Man page - rocm-smi(1)

Packages contains this manual

Manual

ROCM-SMI

NAME
DESCRIPTION
options:
Display Options:
Topology:
Pages information:
Hardware-related information:
Software-related/controlled information:
Set options:
Reset options:
Auto-response options:
Output options:
SEE ALSO

NAME

rocm-smi - rocm-smi - a tool to monitor AMD accelerators and GPUs

DESCRIPTION

usage: rocm-smi [-h] [-V] [-d DEVICE [DEVICE ...]] [--alldevices] [--showhw] [-a] [-i] [-v] [-e [EVENT ...]]
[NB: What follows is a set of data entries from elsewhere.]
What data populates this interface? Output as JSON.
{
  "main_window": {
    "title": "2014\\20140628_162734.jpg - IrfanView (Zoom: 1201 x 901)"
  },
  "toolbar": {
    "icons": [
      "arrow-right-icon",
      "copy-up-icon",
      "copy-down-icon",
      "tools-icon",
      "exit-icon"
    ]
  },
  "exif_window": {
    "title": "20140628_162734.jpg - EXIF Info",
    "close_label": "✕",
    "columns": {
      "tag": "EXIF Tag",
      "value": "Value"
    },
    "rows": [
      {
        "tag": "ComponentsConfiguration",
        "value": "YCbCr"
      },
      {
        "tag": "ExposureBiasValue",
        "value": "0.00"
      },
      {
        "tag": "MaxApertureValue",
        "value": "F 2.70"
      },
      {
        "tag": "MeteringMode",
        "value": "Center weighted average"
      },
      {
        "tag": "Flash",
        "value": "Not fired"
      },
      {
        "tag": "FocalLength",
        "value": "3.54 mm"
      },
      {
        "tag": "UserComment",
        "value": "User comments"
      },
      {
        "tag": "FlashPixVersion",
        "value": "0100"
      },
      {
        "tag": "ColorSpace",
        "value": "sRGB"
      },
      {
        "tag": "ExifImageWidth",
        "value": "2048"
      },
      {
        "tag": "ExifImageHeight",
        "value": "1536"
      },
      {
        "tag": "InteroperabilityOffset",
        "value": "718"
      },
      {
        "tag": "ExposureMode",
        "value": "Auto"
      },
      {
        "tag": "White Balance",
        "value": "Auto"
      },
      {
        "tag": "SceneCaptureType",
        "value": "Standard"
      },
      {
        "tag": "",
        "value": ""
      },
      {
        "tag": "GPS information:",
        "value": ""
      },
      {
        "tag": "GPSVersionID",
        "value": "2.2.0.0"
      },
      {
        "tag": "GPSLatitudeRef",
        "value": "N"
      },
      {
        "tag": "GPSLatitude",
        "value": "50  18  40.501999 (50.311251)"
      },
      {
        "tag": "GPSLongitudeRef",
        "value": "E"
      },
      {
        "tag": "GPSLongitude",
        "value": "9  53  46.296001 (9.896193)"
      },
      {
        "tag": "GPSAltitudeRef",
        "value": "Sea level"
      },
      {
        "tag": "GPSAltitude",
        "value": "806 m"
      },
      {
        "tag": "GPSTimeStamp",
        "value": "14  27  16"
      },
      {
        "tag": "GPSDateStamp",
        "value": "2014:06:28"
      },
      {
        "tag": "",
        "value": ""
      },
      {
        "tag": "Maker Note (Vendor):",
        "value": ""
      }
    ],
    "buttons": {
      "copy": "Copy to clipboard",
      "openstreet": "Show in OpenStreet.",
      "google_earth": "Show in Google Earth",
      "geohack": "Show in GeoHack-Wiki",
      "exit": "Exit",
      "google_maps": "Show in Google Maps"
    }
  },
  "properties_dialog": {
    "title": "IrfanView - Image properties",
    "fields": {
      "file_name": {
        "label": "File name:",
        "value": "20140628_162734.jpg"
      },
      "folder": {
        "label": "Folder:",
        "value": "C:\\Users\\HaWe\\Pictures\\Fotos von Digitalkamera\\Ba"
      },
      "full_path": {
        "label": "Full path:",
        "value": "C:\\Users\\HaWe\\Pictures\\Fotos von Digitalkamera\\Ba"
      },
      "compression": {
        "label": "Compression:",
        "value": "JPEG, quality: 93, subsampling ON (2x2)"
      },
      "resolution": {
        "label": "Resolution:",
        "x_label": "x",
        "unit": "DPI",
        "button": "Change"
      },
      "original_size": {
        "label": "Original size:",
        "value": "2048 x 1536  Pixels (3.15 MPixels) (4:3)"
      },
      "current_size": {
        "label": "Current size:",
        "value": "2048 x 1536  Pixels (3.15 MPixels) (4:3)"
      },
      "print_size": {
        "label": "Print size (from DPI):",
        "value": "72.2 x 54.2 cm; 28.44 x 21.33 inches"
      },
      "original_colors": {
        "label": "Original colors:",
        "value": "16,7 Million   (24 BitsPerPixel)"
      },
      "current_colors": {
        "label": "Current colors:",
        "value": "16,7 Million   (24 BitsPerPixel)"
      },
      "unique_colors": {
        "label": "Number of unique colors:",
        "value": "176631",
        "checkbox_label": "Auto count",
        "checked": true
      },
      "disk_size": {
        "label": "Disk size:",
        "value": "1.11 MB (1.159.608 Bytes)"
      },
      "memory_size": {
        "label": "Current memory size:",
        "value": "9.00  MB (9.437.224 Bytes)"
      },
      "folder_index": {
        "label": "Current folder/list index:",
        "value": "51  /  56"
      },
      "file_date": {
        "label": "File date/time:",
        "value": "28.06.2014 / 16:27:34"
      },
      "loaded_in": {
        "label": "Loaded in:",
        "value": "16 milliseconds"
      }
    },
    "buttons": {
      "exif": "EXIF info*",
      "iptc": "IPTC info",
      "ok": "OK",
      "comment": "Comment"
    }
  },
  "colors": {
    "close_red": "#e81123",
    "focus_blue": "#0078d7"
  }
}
[--showdriverversion] [--showtempgraph] [--showfwinfo [BLOCK ...]] [--showmclkrange] [--showmemvendor] [--showsclkrange] [--showproductname] [--showserial] [--showuniqueid] [--showvoltagerange] [--showbus] [--showpagesinfo] [--showpendingpages] [--showretiredpages] [--showunreservablepages] [-f] [-P] [-t] [-u] [--showmemuse] [--showvoltage] [-b] [-c] [-g] [-l] [-M] [-m] [-o] [-p] [-S] [-s] [--showmeminfo TYPE [TYPE ...]] [--showpids [VERBOSE]] [--showpidgpus [SHOWPIDGPUS ...]] [--showreplaycount] [--showrasinfo [SHOWRASINFO ...]] [--showvc] [--showxgmierr] [--showtopo] [--showtopoaccess] [--showtopoweight] [--showtopohops] [--showtopotype] [--showtoponuma] [--showenergycounter] [--shownodesbw] [--showcomputepartition] [--showmemorypartition] [-r] [--resetfans] [--resetprofile] [--resetpoweroverdrive] [--resetxgmierr] [--resetperfdeterminism] [--resetcomputepartition] [--resetmemorypartition] [--setclock TYPE LEVEL] [--setsclk LEVEL [LEVEL ...]] [--setmclk LEVEL [LEVEL ...]] [--setpcie LEVEL [LEVEL ...]] [--setslevel SCLKLEVEL SCLK SVOLT] [--setmlevel MCLKLEVEL MCLK MVOLT] [--setvc POINT SCLK SVOLT] [--setsrange SCLKMIN SCLKMAX] [--setextremum min|max sclk|mclk CLK] [--setmrange MCLKMIN MCLKMAX] [--setfan LEVEL] [--setperflevel LEVEL] [--setoverdrive %] [--setmemoverdrive %] [--setpoweroverdrive WATTS] [--setprofile SETPROFILE] [--setperfdeterminism SCLK] [--setcomputepartition {CPX,SPX,DPX,TPX,QPX,cpx,spx,dpx,tpx,qpx}] [--setmemorypartition {NPS1,NPS2,NPS4,NPS8,nps1,nps2,nps4,nps8}] [--rasenable BLOCK ERRTYPE] [--rasdisable BLOCK ERRTYPE] [--rasinject BLOCK] [--gpureset] [--load FILE | --save FILE] [--autorespond RESPONSE] [--loglevel LEVEL] [--json] [--csv]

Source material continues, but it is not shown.